Et le pinceau qui le décrit est d’une grâce et d’une perfection inimitables. On peut voir là combien s’étaient assouplie la main et affinée l’oreille du vieux sourd. Joseph de Marliave, qui a été particulièrement sensible à la beauté de cet andante, fait remarquer que « ces quelques mesures sont d’une nouveauté d’écriture polyphonique sans exemple avant l’époque contemporaine. » L’observation vaut pour le morceau tout entier. Jamais Beethoven n’a disposé de moyens d’expression plus riches et plus fins ; et l’on sent qu’il en jouit[1].

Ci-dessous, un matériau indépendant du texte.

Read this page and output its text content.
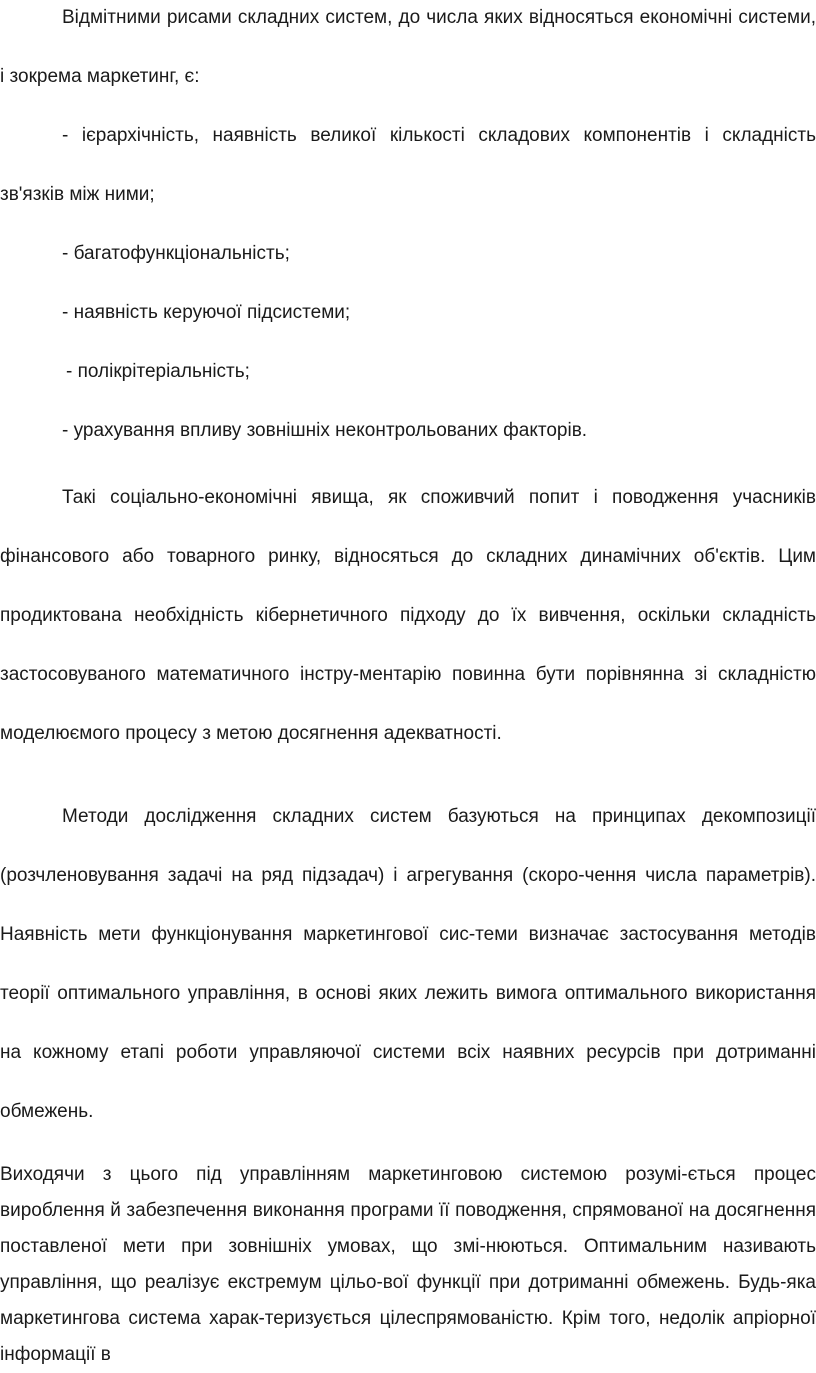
Відмітними рисами складних систем, до числа яких відносяться економічні системи, і зокрема маркетинг, є:

- ієрархічність, наявність великої кількості складових компонентів і складність зв'язків між ними;

- багатофункціональність;

- наявність керуючої підсистеми;

- полікрітеріальність;

- урахування впливу зовнішніх неконтрольованих факторів.

Такі соціально-економічні явища, як споживчий попит і поводження учасників фінансового або товарного ринку, відносяться до складних динамічних об'єктів. Цим продиктована необхідність кібернетичного підходу до їх вивчення, оскільки складність застосовуваного математичного інстру-ментарію повинна бути порівнянна зі складністю моделюємого процесу з метою досягнення адекватності.

Методи дослідження складних систем базуються на принципах декомпозиції (розчленовування задачі на ряд підзадач) і агрегування (скоро-чення числа параметрів). Наявність мети функціонування маркетингової сис-теми визначає застосування методів теорії оптимального управління, в основі яких лежить вимога оптимального використання на кожному етапі роботи управляючої системи всіх наявних ресурсів при дотриманні обмежень.

Виходячи з цього під управлінням маркетинговою системою розумі-ється процес вироблення й забезпечення виконання програми її поводження, спрямованої на досягнення поставленої мети при зовнішніх умовах, що змі-нюються. Оптимальним називають управління, що реалізує екстремум цільо-вої функції при дотриманні обмежень. Будь-яка маркетингова система харак-теризується цілеспрямованістю. Крім того, недолік апріорної інформації в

À la Reprise, le joyeux entretien, en marchant, recommence, sur un accompagnement, dont l’entrain est encore plus marqué. Et revient (mes. 61) le cantabile, avec des touches nouvelles, d’une délicatesse enchanteresse ; on voudrait lui dire : « Arrête-toi ! Ne passe point si vite !… » — Mais cette fois, la tendre phrase ne poursuit pas, reste posée sur un long

  1. Dans aucune autre de ses compositions, il n’a mis en œuvre à ce degré toutes les ressources les plus fines, les plus neuves de son génie, les curiosités d’écriture les plus modernistes. Il n’en est pas de plus subtile, de plus complexe et qui ouvre des chemins aussi nouveaux. On la dirait écrite par un des maîtres contemporains. Richard Strauss s’en est pénétré, on en retrouve l’imprégnance dans ses opéras, de l’humour le plus original (Ariane à Naxos).

    Quand on reconnaît cet étonnant travail, que Beethoven réalisait en silence l’année d’avant la mort, on ressent davantage l’immense perte que fut pour l’art cette mort prématurée : car Beethoven était en pleine conquête de moyens nouveaux ; et ces acquisitions qu’il essayait dans sa musique de chambre, il les eût ensuite reportées dans sa musique d’orchestre et de chœurs, en leur donnant une ampleur de développement imprévisible. — La musique symphonique du xixe siècle a piétiné sur les traces de Beethoven, sans avancer sensiblement. Le Wagnérisme l’a engagée sur une voie étrangère, où elle a remporté des victoires éclatantes. Mais sa voie propre n’a pas été poursuivie, ni beaucoup enrichie, jusqu’à l’aube, encore indécise, de la nouvelle ère harmonique, an xxe siècle.